FBI agents and NYPD cops arrested 19 members and associates of the Lucchese crime family in a May 31st sweep. Crimes charged included wire fraud, racketeering, drug trafficking and murder committed over a 17-year period. How does this tie into unions?  According to the article,

Labor racketeering was a big part of this crime web. And it was the elder Steven Crea who made it happen. During January 1991-October 1998, brothers Giuseppe and Fred Scalamandre, owners of several Long Island construction companies, paid Lucchese crime family boss Alphonse D’Arco and underboss Anthony “Gaspipe” Casso about $40,000 a year to avoid making scheduled union benefit contributions, as specified in collective bargaining agreements. The Lucchese organization then paid off bosses and agents of Laborers International Union of North America (LIUNA) Local 66, Blasters, Miners & Drill Runners Local 29 (a LIUNA affiliate), and International Union of Bricklayers & Allied Craftworkers Local 1 in exchange for assurances of “labor peace.” Federal officials eventually caught on to the scheme, and indicted the Scalamandres. The brothers pleaded guilty to skimming about $5 million from benefit plans plus another $1 million in tax fraud. Crea was sentenced to 34 months in federal prison in January 2004 for extortion. Two months later, he was sentenced to two to six years in prison, to be served concurrently with his 34-month sentence, for price fixing at three New York City construction sites and for imposing a “mob tax” on unions and contractors. As the New York construction industry long has been mobbed up, none of this should come as shocking.

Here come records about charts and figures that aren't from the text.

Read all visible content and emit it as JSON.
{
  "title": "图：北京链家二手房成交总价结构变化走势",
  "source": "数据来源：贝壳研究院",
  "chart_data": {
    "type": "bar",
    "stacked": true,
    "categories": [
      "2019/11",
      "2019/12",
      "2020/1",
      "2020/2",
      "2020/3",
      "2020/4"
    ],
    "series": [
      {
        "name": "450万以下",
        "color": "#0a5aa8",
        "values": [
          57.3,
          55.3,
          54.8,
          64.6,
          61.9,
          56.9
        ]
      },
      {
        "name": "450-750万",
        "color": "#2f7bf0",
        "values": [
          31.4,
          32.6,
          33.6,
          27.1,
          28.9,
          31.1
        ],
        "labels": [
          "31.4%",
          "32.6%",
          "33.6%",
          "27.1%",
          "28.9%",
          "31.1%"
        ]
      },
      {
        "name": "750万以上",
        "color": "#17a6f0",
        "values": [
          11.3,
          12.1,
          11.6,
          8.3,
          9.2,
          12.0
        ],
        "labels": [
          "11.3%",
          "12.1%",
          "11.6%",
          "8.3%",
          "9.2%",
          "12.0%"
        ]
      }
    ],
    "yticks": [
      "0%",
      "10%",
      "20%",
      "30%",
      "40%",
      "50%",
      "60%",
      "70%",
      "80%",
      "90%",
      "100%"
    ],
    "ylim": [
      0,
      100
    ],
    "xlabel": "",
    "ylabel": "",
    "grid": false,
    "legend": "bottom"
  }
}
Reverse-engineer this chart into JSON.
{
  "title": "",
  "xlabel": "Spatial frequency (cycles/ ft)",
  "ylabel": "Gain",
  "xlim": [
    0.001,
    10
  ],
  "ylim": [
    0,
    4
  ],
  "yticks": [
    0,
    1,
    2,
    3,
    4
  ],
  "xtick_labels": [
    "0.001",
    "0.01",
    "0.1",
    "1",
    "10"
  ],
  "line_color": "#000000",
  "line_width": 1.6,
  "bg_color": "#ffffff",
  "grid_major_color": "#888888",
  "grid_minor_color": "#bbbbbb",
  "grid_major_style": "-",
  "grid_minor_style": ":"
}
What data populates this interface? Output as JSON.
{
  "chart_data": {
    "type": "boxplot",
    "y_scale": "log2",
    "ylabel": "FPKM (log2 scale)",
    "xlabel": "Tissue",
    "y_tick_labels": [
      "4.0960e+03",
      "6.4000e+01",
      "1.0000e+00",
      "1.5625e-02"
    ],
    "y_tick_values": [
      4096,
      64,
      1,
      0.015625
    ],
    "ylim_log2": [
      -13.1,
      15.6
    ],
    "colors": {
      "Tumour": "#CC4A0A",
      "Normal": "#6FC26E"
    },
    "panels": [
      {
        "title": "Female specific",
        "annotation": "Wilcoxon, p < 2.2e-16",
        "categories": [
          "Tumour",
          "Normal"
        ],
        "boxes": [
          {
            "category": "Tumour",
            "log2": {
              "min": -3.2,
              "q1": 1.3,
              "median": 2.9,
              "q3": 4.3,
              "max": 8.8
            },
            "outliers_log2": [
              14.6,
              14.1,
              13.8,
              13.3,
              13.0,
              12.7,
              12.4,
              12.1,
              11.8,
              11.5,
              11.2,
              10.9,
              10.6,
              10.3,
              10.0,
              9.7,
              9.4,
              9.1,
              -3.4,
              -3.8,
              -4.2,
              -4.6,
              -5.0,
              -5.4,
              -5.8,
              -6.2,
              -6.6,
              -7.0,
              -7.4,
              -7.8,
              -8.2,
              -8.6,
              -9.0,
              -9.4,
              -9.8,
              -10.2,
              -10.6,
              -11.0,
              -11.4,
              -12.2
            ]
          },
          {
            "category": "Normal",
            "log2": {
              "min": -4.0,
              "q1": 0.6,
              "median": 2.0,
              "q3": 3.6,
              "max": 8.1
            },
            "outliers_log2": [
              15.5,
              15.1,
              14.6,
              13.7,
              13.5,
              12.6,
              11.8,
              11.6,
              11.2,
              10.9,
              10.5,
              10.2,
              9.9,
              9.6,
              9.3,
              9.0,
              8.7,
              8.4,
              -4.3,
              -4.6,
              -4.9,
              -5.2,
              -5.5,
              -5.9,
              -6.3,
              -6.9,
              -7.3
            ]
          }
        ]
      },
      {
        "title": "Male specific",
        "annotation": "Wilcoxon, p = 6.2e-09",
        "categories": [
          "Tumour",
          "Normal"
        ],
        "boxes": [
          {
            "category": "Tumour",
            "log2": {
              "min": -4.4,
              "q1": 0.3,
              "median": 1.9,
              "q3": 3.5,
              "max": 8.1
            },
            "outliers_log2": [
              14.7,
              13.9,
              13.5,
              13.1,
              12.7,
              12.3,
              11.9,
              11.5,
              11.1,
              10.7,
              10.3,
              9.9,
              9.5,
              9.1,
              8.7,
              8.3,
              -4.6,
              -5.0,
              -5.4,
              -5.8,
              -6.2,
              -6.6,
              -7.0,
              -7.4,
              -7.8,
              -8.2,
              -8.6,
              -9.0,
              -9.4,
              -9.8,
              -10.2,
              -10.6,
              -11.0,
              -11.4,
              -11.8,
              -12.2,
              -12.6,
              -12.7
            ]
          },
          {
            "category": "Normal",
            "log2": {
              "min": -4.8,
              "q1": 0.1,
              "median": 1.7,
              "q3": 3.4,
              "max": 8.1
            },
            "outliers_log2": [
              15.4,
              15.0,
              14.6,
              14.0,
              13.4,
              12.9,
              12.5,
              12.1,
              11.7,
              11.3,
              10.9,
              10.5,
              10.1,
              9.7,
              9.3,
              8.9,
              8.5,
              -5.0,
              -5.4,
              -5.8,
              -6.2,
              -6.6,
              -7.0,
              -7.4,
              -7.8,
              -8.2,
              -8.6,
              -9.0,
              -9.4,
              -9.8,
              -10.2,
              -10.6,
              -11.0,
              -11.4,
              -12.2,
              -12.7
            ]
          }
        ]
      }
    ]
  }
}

Taking a page from the mafia playbook, of which Teamsters Local 282 appears intimately familiar based on past association, a double-breasting scheme in the construction industry  defrauded the Local’s benefit fund by about $5 million. For decades this Teamster Local did the bidding of both the Lucchese and Gambino crime families. After it’s 1989 racketeering settlement with the government the Local supposedly severed ties to the Mafia, but apparently old habits die hard.